As Cal-rs is currently in early development (v0.1.0), we're maintaining security updates only for the latest version.
| Version | Supported |
|---|---|
| 0.1.x | ✅ |
We take the security of Cal-RS seriously. If you discover a security vulnerability, please follow these steps:
- Do Not create a public GitHub issue for the vulnerability.
- Send an email to [email protected] with:
- A description of the vulnerability
- Steps to reproduce the issue
- Potential impact
- Suggestions for fixing (if any)
- You'll receive an acknowledgment within 48 hours
- We'll investigate and keep you updated on our findings
- Once fixed, we'll:
- Release a patch
- Credit you (unless you prefer to remain anonymous)

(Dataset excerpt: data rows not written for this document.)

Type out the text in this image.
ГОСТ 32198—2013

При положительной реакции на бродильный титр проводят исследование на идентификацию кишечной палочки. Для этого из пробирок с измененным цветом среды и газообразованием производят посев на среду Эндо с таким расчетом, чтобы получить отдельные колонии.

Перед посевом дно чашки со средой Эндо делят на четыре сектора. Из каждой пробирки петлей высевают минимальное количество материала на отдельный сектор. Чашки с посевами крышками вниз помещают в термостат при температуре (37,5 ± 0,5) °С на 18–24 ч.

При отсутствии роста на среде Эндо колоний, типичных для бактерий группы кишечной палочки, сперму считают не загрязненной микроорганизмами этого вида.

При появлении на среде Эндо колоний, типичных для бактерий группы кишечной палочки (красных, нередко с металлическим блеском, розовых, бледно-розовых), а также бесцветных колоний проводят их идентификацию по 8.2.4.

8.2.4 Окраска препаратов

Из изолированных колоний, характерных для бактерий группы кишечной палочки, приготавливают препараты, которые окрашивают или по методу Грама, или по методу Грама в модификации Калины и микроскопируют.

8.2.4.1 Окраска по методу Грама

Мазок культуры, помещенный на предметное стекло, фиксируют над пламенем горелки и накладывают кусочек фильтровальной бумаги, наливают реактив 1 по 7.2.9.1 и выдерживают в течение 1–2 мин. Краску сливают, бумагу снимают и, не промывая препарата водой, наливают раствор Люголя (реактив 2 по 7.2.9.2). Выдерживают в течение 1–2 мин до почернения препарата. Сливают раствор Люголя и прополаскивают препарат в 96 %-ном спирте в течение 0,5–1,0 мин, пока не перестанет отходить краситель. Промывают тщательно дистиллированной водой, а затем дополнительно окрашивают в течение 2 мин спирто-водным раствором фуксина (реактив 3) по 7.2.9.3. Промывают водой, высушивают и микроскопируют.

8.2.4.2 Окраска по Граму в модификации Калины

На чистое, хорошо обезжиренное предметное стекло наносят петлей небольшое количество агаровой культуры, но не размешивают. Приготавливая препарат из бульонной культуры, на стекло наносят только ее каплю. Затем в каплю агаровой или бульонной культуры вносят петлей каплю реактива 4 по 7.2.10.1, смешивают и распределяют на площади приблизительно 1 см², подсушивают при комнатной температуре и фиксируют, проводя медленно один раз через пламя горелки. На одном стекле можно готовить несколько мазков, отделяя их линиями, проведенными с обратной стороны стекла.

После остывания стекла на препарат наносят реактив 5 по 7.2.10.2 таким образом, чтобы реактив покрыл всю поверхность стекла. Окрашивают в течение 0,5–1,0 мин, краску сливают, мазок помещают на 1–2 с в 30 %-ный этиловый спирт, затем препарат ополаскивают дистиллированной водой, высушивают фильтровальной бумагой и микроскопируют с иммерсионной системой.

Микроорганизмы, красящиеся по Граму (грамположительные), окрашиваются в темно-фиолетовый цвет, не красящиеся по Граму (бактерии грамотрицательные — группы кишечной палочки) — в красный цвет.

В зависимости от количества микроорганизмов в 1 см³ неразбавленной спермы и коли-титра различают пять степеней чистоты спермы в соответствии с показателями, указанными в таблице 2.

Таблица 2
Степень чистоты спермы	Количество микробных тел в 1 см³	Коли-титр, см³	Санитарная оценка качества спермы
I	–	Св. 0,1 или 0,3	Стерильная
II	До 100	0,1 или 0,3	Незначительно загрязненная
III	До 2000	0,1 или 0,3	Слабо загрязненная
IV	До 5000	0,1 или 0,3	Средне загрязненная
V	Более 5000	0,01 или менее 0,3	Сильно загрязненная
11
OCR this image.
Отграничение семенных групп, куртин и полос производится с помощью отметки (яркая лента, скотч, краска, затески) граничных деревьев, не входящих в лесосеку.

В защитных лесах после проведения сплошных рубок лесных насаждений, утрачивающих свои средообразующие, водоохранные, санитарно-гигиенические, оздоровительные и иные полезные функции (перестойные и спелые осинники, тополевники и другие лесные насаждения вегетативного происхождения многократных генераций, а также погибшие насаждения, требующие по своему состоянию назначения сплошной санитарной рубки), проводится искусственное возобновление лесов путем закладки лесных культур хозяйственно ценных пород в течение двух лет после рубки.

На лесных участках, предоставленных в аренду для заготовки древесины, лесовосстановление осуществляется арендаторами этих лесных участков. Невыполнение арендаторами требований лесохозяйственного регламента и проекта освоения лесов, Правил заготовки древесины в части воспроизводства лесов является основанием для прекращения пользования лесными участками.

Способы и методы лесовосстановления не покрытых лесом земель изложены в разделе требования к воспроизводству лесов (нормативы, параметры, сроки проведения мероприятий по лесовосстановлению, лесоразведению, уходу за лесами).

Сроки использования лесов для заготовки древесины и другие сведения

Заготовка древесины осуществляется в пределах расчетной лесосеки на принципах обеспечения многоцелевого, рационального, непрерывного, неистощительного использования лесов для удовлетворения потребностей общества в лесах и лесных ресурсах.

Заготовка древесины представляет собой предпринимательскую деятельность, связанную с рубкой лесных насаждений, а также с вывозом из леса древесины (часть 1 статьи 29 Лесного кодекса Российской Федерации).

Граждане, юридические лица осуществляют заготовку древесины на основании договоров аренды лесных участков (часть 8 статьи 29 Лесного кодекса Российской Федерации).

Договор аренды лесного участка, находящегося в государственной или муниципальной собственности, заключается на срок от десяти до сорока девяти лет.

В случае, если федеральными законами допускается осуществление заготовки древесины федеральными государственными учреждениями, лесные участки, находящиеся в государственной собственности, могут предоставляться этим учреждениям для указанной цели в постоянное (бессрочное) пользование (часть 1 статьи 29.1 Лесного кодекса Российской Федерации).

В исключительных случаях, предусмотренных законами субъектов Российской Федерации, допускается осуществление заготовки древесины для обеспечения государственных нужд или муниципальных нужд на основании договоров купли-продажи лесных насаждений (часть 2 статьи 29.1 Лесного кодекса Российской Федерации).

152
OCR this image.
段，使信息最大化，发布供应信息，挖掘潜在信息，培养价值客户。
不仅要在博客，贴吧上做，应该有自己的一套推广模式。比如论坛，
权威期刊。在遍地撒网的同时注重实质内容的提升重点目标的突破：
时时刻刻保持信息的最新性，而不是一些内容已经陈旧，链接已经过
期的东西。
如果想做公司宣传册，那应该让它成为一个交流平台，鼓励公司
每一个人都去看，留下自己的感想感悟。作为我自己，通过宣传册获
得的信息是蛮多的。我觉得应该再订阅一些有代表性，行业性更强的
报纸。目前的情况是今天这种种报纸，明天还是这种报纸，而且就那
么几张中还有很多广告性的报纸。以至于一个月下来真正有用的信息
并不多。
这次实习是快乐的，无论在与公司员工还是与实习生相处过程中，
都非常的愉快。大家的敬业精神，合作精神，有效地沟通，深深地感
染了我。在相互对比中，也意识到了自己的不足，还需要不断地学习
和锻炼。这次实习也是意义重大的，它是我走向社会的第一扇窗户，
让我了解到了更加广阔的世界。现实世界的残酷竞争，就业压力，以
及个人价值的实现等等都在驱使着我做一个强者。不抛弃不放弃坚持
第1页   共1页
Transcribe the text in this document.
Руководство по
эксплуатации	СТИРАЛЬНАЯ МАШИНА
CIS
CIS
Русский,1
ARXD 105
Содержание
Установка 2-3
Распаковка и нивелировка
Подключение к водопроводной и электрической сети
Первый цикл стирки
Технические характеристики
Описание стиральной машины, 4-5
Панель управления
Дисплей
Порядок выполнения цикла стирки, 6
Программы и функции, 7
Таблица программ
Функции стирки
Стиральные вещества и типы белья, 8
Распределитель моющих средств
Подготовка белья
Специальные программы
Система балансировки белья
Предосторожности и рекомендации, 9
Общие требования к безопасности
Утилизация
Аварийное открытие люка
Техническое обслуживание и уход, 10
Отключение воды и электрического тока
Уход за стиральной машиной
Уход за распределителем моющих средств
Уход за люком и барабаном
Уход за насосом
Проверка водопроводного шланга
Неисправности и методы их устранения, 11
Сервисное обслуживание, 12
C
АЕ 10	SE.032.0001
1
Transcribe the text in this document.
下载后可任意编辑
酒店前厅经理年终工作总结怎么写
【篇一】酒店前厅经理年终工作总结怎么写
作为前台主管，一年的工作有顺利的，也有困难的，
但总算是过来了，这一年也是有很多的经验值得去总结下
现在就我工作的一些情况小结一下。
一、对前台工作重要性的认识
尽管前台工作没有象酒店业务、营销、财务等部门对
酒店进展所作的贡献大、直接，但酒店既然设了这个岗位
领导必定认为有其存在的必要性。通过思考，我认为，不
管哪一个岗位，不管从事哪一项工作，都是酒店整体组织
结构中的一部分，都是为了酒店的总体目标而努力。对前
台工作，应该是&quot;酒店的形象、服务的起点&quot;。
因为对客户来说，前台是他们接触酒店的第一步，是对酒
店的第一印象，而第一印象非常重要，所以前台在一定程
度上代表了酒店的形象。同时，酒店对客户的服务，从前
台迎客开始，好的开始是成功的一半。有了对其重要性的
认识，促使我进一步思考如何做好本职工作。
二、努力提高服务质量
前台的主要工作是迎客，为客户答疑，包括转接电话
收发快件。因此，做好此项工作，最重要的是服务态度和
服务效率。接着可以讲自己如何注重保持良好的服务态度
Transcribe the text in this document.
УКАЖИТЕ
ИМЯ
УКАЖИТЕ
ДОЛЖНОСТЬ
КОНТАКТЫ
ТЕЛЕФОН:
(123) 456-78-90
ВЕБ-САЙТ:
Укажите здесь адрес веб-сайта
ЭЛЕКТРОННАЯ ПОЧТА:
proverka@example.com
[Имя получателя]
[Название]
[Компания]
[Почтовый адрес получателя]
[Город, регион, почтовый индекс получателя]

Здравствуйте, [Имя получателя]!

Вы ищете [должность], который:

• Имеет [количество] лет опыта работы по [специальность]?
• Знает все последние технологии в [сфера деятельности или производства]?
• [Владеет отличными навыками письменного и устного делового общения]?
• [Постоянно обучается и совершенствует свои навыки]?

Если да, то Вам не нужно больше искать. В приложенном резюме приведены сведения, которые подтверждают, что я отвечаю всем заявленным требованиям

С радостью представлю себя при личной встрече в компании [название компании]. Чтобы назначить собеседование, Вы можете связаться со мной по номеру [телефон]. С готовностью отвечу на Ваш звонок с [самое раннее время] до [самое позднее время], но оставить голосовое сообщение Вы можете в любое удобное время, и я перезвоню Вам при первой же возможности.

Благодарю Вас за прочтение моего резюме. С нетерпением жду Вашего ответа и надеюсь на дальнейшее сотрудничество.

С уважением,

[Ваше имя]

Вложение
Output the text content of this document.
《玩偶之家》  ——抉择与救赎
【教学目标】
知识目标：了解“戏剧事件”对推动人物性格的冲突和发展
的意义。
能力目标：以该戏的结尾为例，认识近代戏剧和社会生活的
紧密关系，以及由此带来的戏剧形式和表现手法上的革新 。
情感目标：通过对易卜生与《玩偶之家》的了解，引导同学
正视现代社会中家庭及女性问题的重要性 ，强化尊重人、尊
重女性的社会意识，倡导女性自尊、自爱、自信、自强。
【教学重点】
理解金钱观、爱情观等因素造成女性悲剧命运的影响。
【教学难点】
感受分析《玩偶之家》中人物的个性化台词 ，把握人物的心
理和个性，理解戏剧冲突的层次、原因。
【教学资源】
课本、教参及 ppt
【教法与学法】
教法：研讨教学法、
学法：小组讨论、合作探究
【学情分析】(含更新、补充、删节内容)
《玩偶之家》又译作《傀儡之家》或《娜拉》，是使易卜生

- Document the vulnerability
As the project is in its initial phase (referencing main.rs, lines 1-3), we currently have minimal attack surface. However, as we add features, we'll:
- Regularly update dependencies
- Implement secure file handling for calendar data
- Follow Rust security best practices
- Conduct code reviews focusing on security
As the project grows, we plan to:
- Implement data encryption for stored calendar information
- Add authentication for calendar sharing features
- Establish secure sync protocols for calendar integration
- Set up automated security scanning
This security policy will be updated as the project evolves and new features are added.